Friday 9 January 2015

FRAGILE THING


We built it from pieces of jigsaw puzzles, egg shells, rubber bands and the bones of long dead ancient things.  It became everything to us, the driving force for all we did; our pathway to God.  We soon learned how fragile it was and maintained it; adding new parts and jamming them together if they didn’t fit with extra strength glue.   Our faces were close against it as we worked ceaselessly.

The outsiders came and watched from a distance, talking among themselves.  We ignored them, they were not appreciators of what we had made and they could never understand it.  One day we heard laughter.  We turned from our work and saw a caricature of what we had made.  Stark light showed elastic bands at breaking point, cracking eggshells, jigsaw pieces that didn’t really make sense, clumps of smelly glue and the brittleness of the ancient bones.  We acted immediately, turning our backs to our creation and our faces to theirs, we drew our swords.

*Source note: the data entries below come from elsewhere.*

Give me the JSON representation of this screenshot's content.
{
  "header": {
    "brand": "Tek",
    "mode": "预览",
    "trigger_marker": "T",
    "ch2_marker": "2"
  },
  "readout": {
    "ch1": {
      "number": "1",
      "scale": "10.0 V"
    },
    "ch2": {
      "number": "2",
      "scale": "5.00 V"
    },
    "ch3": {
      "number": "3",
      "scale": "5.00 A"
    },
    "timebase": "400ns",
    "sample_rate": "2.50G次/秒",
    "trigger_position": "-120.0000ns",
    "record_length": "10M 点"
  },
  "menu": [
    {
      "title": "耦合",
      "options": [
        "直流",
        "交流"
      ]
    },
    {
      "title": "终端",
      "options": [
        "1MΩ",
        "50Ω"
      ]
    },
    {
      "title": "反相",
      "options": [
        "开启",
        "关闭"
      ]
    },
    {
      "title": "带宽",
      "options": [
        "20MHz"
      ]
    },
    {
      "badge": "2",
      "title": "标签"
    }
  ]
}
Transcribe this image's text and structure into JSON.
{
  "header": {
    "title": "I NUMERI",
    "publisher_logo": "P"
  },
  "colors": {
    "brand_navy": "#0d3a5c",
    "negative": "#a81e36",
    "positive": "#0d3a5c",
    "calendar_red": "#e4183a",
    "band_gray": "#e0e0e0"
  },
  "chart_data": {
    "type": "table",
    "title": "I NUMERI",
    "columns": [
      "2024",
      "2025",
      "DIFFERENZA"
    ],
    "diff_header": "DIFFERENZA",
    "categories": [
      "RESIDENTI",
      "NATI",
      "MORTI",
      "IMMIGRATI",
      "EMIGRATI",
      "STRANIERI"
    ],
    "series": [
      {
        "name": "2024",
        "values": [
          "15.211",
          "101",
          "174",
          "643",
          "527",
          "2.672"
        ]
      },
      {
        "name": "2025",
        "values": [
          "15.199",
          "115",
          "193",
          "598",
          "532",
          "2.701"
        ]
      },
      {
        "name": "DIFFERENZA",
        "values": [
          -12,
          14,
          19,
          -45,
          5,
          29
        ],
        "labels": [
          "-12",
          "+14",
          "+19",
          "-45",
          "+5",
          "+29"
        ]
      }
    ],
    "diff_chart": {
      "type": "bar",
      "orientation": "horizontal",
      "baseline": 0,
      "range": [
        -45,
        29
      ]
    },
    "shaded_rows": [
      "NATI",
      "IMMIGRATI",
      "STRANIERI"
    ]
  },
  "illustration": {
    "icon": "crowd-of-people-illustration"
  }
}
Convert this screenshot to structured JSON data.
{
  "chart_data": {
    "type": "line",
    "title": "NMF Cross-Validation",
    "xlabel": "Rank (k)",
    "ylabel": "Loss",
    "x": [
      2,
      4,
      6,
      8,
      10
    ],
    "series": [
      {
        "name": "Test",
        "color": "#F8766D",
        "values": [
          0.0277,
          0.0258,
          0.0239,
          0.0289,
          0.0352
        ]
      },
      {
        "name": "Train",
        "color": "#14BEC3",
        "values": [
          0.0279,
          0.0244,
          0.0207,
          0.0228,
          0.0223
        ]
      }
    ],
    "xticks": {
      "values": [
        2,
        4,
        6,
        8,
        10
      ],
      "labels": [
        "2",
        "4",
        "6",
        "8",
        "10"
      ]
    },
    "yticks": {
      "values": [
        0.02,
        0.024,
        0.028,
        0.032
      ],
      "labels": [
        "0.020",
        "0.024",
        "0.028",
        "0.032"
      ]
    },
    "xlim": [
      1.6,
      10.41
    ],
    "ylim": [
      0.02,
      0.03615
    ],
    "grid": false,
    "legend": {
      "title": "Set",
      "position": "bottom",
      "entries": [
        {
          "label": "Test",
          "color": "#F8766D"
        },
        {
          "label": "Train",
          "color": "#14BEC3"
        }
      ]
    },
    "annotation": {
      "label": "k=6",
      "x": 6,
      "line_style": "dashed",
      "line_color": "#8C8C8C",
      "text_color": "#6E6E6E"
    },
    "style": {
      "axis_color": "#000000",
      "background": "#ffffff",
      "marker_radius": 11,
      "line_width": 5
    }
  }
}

The destruction of the outsiders was necessary; we must control how our creation is seen.  Its beauty is best displayed in the half light or else the glue that holds it will melt away.  It must only be spoken of in the most reverent whispers for laughter will smash the shells and cast those brittle bones asunder.

Wednesday 7 January 2015

THE BIG STORY

“Hey, happy New Year!  How was your Christmas?” Susan asked as Penny entered the office.
“Christmas was OK, but no-one came at New Year, they were all sick,” Penny replied.
“Tell me about it.  Chris called in sick this morning.  Said he was coughing so much he fell and hit his chin on the counter.”
“Knowing him, he fell over drunk,” Penny replied.
All around the office they could hear people coughing and grumbling.  It was hard for Susan to concentrate on her research.  The newsroom wanted her to come up with at least three January dieting fads and a comparison of their success rates.
Natasha strode in dressed to the nines as usual, a waft of perfume preceding her.
“You’re on with Charlie today, Chris is off sick,” Susan told her.
“Hungover again,” sighed Natasha and went on her way.

Later Charlie and Natasha debated diets on the lunchtime news after cursory coverage of the ferry sinking in the Mediterranean.
“God, I feel rough,” Penny complained to Susan after watching the broadcast, “I think I’ll go home.”
Susan nodded distracted and began her research on the effects of sea sickness medication.  It was thought that this combined with alcohol had caused a crew member to drive the ferry onto the rocks.

Later Susan went to her doctor’s office to collect a repeat prescription.  It was full of people coughing and shivering.  Susan put her hand over her mouth.  Behind the desk a tired looking doctor was talking urgently to the practice manager.  Susan caught snatches of their conversation; “... epidemic ... phones ringing and ringing ... out of hand ... patients collapsing ... emergency call outs ...
Typical, she thought, a bit of flu and the overstretched system collapsed.  As she was about to leave a woman behind her fainted.  Susan tutted, some people would do anything to jump the queue for the doctor.

At home her boyfriend shivered under a duvet complaining of headache and fever.  Susan warmed him some soup, then continued to work on researching the efficacy of abs exercises.  Did they burn fat or simply create muscle behind the fat causing the post Christmas bulge to grow?  She left her boyfriend to sleep alone, his soup untouched.  In the morning he didn’t come out of the bedroom to say goodbye to her and outside their front door was a body.  The homeless guy.  There was blood around his mouth.  Susan shuddered, stepped over him and continued on her way.  Someone else would call the Police, she was far too busy.  All morning her smart phone had been alerting her to emails from work.  The abs exercise report had to be written and the sea sickness piece finalised.  Chris was still off sick, Penny was too ill to come in and Natasha was running late because she’d had to take her children to the doctor.

Hardly anyone was in the office, Susan was able to concentrate on meeting her deadlines.  Charlie approached her desk looking uncharacteristically troubled; “Chris has died,” he said, “pneumonia.”
Susan looked up from her keyboard, her face draining of colour.
“Now, Susan, don’t get upset, we all knew he drank.  It wrecked his immune system.”
“There was a dead homeless guy outside my house this morning,” she whispered.
“Oh dear, not a good start to the day all round.  Hey ho, must keep going, the News never stops.  What’s the progress on that abs exercises piece?”